Il est précisé que les salariés qui ne relèveraient d’aucune de ces trois modalités sont soumis aux dispositions de droit commun en matière de durée du travail, soit à ce jour une durée légale de travail effectif de 35 heures par semaine (soit 151,67 heures par mois).
Forfait en heures
Forfait hebdomadaire en heures
Le forfait en heures sur une base hebdomadaire est une convention qui fixe un nombre global d'heures de travail à effectuer sur la semaine, moyennant une rémunération forfaitaire.
Salariés concernés
Ce forfait peut s’appliquer à l’ensemble du personnel [relevant des groupes d’emploi A, B, C, D et E de la classification de la métallurgie] et dont l’organisation du travail nécessite l’accomplissement d’heures supplémentaires, sous réserve de la conclusion d’une convention individuelle de forfait hebdomadaire en heures.
Horaires hebdomadaires et durée moyenne de travail
L’horaire collectif de travail est fixé à 39 heures par semaine.
La convention individuelle de forfait peut prévoir individuellement une durée hebdomadaire différente.

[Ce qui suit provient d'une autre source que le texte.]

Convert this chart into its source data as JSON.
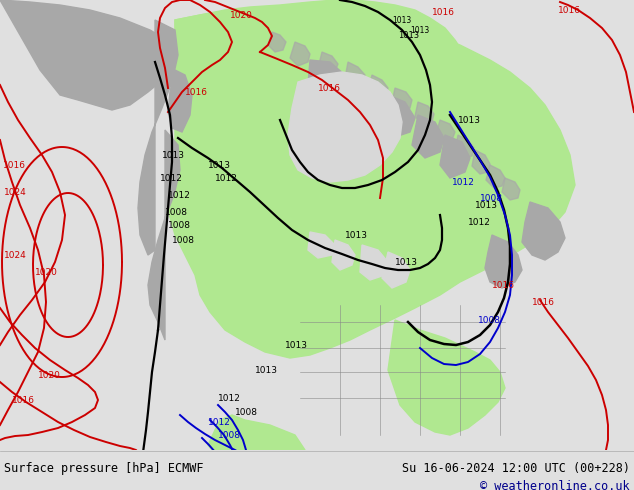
{
  "title_left": "Surface pressure [hPa] ECMWF",
  "title_right": "Su 16-06-2024 12:00 UTC (00+228)",
  "copyright": "© weatheronline.co.uk",
  "bg_color": "#e0e0e0",
  "ocean_color": "#d8d8d8",
  "land_green": "#b0e890",
  "land_gray": "#a8a8a8",
  "footer_bg": "#ffffff",
  "footer_text_color": "#000000",
  "copyright_color": "#00008B",
  "red": "#cc0000",
  "blue": "#0000cc",
  "black": "#000000"
}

Compte tenu de l’horaire de travail applicable, et sauf dispositions contractuelles particulières, les salariés bénéficient de :
17 jours de JRTT par période de référence ; 1,13 heures supplémentaires par semaine.
La durée moyenne de travail est ainsi ramenée à 36,13 heures par semaine.
La journée de solidarité sera réalisée par les salariés par la prise d’un RTT imposé par l’employeur sur un jour de fermeture de l’entreprise.
Lissage de la rémunération
La rémunération forfaitaire des salariés concernés sera lissée sur la base la durée moyenne de travail hebdomadaire de 36,13 heures.
Sur le bulletin de salaire des salariés concernés, sera mentionné le salaire forfaitaire qui correspond au salaire de base pour 35 heures de travail par semaine augmenté des heures supplémentaires non compensées par les JRTT et de leurs majorations, pour une durée de 36,13 heures par semaine.
Forfait mensuel en heures
Le forfait en heures sur une base mensuelle est une convention qui fixe un nombre global d'heures de travail à effectuer sur le mois, moyennant une rémunération forfaitaire.
Salariés concernés
Ce forfait peut s’appliquer aux salariés relevant des groupes d’emplois de F, G, H et I de la classification de la métallurgie dont l’organisation du travail nécessite l’accomplissement d’heures supplémentaires, sous réserve de la conclusion d’une convention individuelle de forfait hebdomadaire en heures.
Horaire mensuel et durée moyenne de travail
La durée du travail est, dans le cadre du forfait mensuel en heures, fixée à 169 heures par mois, soit 39 heures par semaine.
La convention individuelle de forfait peut prévoir une durée mensuelle différente.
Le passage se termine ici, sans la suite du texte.